Powerstates are weird in Linux; usually don't change if you issue the command to change them. I suspect this particular driver disallows nvidia-settings control over them.
Also you will need to use a higher OC offset to match the results from windows; as the OC curve is different in linux.
It seems like the power state will not change if the miner is running since the value is locked while in use by the miner, probably because the xserver p-state setting is initialized when linux loads but the miner changes the p-state settings after that which resets the values overriding the o/s default settings. Once that's done, you have to stop the miner, reset the p-state in nvidia config panel and then run the miner again... but the problem is that oneBash changes the setting back when it loads. I've tested setting the cards individually to 'prefer max performance' in nvidia's control panel while miner is running. P-state doesn't change. As soon as the miner, is closed the p-state will go up to max settings as you'd expect.
One way I think you could avoid this is by not setting power states in oneBash, but rather set them manually in the nvidia xserver settings so they are in place before oneBash runs.
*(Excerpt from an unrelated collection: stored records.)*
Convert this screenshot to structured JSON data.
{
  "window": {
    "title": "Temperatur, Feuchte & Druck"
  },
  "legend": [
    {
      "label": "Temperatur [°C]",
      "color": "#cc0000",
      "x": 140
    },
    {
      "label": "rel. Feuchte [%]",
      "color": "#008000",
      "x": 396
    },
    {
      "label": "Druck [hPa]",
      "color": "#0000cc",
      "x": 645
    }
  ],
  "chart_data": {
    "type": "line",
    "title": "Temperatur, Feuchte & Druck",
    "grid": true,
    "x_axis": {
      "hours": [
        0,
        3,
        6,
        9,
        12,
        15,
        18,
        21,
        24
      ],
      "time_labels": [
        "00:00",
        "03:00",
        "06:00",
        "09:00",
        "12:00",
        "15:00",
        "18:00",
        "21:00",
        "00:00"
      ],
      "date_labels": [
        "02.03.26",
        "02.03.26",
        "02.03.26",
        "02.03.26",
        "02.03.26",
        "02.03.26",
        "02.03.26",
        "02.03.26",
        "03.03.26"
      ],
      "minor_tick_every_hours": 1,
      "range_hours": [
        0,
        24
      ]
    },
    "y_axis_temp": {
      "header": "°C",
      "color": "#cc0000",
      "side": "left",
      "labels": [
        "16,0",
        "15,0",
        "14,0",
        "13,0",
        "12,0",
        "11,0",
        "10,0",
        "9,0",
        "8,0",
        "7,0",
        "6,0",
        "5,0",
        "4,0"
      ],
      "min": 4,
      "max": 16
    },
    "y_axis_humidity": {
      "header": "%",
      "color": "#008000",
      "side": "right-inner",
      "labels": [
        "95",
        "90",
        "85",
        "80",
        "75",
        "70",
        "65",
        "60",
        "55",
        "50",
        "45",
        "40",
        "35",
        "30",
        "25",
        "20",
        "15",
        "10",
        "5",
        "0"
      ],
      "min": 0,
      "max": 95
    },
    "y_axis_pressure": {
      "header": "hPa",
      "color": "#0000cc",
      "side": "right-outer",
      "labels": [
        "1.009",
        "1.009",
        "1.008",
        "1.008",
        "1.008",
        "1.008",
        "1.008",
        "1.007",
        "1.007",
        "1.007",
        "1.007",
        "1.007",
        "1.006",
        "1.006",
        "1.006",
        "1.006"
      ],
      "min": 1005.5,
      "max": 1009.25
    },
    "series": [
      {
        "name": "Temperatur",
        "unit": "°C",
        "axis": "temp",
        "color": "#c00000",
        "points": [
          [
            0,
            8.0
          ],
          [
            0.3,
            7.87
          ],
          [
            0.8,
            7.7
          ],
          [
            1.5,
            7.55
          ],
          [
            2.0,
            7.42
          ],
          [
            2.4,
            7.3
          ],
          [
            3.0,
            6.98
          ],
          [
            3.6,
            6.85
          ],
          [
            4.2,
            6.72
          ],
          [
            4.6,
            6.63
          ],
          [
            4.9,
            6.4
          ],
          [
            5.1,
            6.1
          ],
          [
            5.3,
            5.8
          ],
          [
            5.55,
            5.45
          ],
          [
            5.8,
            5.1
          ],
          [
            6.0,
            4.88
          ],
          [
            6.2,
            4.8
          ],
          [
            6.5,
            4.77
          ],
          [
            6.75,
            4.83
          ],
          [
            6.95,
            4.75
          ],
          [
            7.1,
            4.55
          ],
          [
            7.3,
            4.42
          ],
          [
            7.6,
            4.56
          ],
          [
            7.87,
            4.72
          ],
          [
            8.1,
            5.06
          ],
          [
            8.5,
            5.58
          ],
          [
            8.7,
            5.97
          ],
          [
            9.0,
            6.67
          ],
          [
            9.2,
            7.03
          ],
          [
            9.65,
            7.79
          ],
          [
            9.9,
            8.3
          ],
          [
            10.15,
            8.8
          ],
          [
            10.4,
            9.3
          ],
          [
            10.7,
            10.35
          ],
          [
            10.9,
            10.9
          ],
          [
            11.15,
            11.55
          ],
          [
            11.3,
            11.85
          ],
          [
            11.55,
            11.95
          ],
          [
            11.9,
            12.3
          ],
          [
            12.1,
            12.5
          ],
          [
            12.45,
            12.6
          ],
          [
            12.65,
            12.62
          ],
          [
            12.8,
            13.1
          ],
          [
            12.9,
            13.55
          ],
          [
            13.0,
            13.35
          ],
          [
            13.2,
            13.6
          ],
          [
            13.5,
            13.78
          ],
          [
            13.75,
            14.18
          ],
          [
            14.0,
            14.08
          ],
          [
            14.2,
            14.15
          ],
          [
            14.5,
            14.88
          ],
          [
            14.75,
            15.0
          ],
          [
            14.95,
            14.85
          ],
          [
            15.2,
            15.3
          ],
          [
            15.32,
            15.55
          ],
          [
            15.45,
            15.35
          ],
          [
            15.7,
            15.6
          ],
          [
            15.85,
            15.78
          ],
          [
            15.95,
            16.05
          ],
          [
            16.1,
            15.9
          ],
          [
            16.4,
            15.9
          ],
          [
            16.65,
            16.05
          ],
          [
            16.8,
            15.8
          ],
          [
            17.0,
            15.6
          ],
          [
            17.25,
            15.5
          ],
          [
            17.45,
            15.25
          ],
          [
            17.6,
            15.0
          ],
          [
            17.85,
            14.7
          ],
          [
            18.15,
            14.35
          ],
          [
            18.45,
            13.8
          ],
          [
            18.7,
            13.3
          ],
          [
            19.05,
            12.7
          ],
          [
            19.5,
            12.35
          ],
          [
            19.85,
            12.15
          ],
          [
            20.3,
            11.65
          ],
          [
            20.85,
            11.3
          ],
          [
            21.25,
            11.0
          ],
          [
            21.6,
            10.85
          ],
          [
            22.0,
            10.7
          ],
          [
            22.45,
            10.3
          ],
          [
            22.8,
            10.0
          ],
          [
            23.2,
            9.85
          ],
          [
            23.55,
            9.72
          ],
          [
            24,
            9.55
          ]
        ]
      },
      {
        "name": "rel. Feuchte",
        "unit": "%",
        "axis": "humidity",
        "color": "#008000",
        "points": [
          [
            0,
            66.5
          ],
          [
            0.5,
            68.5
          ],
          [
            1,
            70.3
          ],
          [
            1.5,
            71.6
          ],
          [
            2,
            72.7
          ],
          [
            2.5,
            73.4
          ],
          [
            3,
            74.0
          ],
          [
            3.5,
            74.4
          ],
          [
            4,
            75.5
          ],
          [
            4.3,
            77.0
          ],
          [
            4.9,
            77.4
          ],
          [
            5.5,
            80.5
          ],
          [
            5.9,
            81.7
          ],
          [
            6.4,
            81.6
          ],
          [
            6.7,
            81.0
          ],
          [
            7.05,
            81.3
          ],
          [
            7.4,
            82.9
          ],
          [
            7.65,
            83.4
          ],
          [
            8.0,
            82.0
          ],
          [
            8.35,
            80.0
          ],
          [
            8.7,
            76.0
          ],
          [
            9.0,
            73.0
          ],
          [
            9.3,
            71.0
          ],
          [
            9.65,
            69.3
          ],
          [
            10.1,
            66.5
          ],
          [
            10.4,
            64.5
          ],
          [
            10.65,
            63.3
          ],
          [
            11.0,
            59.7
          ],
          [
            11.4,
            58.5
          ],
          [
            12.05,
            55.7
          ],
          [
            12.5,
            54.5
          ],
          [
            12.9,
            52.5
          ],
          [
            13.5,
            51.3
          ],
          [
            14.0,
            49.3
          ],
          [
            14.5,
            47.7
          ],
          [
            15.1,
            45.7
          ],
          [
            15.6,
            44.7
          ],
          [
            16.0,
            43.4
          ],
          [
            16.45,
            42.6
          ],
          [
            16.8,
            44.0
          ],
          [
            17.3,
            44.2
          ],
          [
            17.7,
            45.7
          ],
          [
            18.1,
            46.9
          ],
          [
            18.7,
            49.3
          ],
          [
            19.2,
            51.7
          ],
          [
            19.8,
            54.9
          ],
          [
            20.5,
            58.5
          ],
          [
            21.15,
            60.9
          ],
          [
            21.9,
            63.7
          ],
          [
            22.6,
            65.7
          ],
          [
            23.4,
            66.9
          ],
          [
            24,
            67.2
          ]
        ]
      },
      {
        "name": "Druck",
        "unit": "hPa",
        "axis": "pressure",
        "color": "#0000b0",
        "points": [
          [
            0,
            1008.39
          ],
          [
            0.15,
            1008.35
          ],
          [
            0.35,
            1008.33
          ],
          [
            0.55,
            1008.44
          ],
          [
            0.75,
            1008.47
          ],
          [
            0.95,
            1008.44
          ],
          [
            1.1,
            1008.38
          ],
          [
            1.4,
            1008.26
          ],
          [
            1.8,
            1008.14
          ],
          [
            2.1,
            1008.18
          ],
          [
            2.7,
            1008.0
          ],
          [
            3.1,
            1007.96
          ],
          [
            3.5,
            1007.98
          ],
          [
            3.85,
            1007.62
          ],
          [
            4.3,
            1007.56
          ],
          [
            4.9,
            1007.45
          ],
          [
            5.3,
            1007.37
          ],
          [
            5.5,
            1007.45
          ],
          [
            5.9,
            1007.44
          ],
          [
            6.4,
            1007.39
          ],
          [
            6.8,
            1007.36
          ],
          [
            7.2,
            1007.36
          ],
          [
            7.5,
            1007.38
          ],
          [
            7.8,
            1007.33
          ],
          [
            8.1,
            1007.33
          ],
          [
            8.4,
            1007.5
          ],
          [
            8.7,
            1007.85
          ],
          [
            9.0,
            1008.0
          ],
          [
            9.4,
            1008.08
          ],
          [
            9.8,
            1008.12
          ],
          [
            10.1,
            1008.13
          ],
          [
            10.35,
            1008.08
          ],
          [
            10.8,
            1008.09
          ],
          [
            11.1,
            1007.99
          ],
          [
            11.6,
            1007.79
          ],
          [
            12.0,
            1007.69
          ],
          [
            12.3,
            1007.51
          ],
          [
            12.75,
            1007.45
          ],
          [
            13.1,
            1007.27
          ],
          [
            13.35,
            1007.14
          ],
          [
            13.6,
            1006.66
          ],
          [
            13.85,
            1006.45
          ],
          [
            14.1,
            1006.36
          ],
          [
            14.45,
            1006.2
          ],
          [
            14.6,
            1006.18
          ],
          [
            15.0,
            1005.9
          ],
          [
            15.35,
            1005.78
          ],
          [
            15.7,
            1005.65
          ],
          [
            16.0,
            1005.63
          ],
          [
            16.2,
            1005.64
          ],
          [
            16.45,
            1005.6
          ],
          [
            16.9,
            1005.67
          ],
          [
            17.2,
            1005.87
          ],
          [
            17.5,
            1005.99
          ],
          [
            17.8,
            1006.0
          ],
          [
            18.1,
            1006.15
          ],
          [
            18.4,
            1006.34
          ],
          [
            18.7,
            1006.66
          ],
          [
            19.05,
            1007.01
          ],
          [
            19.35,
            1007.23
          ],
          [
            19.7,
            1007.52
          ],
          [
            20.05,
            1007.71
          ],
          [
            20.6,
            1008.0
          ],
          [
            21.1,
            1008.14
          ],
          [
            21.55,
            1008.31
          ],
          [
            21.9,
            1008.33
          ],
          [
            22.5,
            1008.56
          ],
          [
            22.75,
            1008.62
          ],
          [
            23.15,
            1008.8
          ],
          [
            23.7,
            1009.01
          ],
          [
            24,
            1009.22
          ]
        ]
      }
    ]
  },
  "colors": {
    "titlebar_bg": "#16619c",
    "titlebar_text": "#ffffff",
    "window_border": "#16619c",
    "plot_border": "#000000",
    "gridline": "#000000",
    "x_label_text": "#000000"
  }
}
I'm sure there's a way to automate the P-state through nvidia xserver config file, but I'd have to dig around to find out how precisely to do it. That also means you'd have to remove the p-state config from the oneBash options to avoid it being changed back by the miner script.
In my tests different GPUs had different levels of responsiveness to the power state cmds. Maybe the new driver will work better overall.
There is no explict power state implementation in oneBash; if it is changed it is due to internal workings of the nvidia api when either OC or powerlimit is applied. It is possible that adding power state cmds before the launching of the mining client, but after the powerlimit and OC will work.